To the corruption charge, Santorum ridiculed the accusation: “The group that called me corrupt was a group called CREW [Citizens for Responsibility and Ethics in Washington]. If you haven’t been sued by CREW, you’re not a conservative.”
It wasn’t only Santorum who found himself on the receiving end of a personally charged critique from Paul. Gingrich, too, took heat from the congressman for not having served in the Vietnam war.
Paul described Gingrich earlier this week as a “chickenhawk” and stood by that characterization on the debate stage.
“People who don’t serve when they could and they get three or four, even five, deferments – they have no right to send our kids off to war,” Paul said. “I’m trying to stop the wars, but at least I went when they called me up.”
Gingrich responded to Paul’s charge by saying the Texan “has a long history of saying things that are inaccurate and false.”
“I never asked for a deferment. I was married with a child,” Gingrich said, pointing out that his father served in Vietnam and he understands what it’s like to “worry about your father getting killed.”
Paul campaign chief Jesse Benton chalked up the intra-conservative fighting to the fact that Romney has a “ceiling,” and the other candidates want to be the last man standing on the anti-establishment side of the race.
“The battle right now is to be the anti-Romney,” Benton said. “He’s the moderate and he’s staked out that position. We’re trying to establish ourselves as the real freedom, liberty, limited-government conservative candidate to oppose Mitt Romney.”
Two of Romney’s challengers seemed to work especially hard to stay positive: Jon Huntsman and Perry.
With the exception of his shot at Paul, Perry trained his attention on delivering his “outsider” message, speaking more steadily and with greater confidence than in previous candidate forums.
The governor, typically eager to mix it up with other candidates on the stage, took Saturday night as an opportunity mostly to rise above the fray – for as much good as it might do him at this stage in the race.
“I I happen to think that I’m the only outsider, with the possible exception of Jon Huntsman, who has not been part of the problem in Washington D.C.,” Perry said in an answer criticizing the other candidates for bickering.
Huntsman, too, showed new self-assurance here at St. Anselm College, emphasizing his diplomatic experience and seeking in his own way to claim the role of Washington outsider.
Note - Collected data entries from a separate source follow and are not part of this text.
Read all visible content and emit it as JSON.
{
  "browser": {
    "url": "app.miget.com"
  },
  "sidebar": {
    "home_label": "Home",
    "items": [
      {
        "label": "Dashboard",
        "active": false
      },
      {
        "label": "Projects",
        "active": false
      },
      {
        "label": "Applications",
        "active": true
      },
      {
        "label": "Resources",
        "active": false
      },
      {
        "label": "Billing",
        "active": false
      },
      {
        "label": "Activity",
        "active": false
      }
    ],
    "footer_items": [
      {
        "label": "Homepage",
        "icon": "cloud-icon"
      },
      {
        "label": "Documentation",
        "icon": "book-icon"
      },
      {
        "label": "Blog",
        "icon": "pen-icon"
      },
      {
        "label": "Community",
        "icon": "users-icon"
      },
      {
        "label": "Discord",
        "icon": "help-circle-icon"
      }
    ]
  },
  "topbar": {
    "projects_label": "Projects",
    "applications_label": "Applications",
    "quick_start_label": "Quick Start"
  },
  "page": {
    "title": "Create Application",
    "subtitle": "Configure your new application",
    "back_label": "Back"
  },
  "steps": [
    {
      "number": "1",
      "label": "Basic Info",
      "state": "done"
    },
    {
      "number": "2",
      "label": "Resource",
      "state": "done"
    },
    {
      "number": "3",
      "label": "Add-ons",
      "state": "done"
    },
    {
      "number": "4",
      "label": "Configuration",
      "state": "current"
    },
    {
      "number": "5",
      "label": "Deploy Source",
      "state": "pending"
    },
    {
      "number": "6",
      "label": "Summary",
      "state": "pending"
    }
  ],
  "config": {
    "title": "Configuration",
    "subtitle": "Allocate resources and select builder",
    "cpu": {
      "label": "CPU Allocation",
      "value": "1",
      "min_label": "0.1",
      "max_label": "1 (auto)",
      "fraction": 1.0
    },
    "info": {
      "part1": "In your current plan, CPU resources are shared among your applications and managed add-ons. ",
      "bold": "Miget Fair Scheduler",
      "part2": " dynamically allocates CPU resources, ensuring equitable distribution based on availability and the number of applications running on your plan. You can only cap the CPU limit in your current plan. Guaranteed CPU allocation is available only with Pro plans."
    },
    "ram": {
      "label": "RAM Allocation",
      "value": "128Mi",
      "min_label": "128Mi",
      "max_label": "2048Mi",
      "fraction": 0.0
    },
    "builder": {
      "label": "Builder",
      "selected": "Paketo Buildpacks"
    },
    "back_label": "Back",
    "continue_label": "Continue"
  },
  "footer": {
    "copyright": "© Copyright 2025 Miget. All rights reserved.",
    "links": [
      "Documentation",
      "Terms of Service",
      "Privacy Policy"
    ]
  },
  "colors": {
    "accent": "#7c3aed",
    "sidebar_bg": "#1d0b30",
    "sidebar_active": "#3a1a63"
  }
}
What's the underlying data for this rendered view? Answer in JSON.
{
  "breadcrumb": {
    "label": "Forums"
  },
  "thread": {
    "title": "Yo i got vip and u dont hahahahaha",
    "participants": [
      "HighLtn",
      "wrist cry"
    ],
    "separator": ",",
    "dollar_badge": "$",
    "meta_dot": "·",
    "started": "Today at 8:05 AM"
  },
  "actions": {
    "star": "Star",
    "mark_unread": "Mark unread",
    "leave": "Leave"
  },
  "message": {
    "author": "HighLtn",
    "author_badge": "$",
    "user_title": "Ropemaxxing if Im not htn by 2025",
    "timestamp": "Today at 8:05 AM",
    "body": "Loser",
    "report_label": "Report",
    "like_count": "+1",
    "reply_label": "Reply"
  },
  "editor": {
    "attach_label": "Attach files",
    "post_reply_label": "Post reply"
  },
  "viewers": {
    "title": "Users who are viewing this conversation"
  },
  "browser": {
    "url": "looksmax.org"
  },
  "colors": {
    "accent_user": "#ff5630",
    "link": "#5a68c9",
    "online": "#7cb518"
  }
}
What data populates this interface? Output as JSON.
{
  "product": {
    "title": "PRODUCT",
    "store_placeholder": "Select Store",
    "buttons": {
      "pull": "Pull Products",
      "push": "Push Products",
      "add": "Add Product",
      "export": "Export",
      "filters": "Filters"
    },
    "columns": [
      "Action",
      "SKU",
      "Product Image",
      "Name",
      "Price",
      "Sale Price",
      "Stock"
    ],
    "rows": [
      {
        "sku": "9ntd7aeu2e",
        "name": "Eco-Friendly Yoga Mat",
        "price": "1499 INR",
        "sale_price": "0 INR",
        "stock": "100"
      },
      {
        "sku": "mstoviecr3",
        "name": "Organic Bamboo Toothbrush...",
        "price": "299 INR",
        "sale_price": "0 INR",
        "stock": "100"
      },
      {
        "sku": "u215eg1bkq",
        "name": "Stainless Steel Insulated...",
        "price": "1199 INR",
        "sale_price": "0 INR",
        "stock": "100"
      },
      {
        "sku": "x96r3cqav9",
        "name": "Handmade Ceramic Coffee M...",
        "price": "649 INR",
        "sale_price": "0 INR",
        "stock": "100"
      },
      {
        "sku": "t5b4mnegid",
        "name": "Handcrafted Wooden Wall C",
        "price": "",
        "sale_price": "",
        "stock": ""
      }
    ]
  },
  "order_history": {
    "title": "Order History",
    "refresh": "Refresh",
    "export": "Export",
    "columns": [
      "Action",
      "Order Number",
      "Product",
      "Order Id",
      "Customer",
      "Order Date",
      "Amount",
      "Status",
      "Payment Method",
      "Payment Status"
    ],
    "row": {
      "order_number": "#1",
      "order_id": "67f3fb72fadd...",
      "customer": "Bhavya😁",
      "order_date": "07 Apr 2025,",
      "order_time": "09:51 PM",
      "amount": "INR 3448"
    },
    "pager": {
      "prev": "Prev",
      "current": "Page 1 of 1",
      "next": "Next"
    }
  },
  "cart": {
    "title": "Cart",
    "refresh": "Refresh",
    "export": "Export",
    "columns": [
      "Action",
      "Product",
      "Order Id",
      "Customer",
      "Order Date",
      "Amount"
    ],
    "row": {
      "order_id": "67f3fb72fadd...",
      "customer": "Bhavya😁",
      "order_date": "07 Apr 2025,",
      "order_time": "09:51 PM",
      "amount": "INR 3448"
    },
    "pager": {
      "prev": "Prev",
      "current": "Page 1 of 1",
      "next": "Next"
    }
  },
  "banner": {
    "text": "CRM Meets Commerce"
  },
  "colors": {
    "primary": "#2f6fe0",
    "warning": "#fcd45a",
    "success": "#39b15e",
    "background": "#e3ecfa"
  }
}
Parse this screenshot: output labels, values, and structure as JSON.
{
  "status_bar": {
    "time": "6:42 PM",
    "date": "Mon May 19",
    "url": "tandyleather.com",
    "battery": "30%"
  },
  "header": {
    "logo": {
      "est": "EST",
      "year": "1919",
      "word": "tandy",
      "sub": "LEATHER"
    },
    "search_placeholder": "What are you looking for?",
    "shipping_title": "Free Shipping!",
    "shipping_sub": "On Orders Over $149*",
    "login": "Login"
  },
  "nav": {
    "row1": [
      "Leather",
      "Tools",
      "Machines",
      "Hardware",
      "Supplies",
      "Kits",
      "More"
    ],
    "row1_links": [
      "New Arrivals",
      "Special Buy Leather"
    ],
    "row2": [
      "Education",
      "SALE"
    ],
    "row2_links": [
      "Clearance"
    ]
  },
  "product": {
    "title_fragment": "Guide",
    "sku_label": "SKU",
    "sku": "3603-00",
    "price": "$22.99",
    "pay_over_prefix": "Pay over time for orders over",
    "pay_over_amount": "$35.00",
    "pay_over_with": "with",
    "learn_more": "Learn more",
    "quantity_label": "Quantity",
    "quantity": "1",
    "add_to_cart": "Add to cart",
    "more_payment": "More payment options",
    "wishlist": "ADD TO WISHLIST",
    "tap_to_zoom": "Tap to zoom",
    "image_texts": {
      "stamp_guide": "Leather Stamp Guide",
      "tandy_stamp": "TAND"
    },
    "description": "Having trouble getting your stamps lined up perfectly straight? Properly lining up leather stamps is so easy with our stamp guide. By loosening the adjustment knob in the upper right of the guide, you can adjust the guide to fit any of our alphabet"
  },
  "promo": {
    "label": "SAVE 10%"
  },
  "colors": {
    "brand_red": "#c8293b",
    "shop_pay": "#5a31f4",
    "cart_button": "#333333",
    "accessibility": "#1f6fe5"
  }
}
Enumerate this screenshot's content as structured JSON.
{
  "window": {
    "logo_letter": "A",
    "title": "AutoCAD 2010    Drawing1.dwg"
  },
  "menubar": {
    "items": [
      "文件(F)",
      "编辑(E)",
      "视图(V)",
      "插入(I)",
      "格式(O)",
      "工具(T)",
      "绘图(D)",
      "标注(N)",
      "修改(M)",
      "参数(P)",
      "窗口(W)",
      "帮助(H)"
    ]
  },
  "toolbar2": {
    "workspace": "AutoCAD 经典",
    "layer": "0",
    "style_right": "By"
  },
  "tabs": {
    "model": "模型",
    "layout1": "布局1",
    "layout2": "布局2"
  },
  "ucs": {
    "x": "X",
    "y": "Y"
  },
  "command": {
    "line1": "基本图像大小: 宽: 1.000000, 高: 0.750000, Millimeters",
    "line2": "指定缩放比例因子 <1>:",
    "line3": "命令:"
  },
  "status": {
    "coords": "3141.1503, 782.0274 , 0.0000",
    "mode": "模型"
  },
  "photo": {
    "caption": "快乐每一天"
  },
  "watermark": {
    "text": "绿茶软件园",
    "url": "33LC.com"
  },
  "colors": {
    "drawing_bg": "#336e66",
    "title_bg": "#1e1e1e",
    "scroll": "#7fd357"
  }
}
“We’ve got to find somebody who can reform Congress and do what needs to be done,” Huntsman said.
Huntsman passed on many openings to take swings at his opponents, saying the firefights amounted to “a lot of insider gobbledygook.”
In the spin room after the debate, Huntsman strategist John Weaver pointed to a jab Romney directed at his candidate – noting Huntsman’s service in the Obama administration – as a sign of concern on Romney’s part.
“Here’s a guy who usually tries to float above. They’re worried about their turnout here, quite frankly. They’ve taken the state for granted. He’s polling in the high 40s. Anything below that is going to be – could be seen as a loss,” Weaver said. “I think they’re worried about our ground game. We’ll see what happens on Tuesday.”
To the extent that the debate produced any memorable moments, they were likely two instances of self-inflicted political damage – one from Huntsman and one from Gingrich.
For Huntsman, that moment came as he disagreed with Romney on China policy, and abruptly broke into a stream of Mandarin.
Gingrich, meanwhile, ended the night on a false note as he answered a question about what he’d be doing tonight if he wasn’t on the debate stage.
Gingrich said he’d be watching the championship basketball game – before correcting himself: “Football!”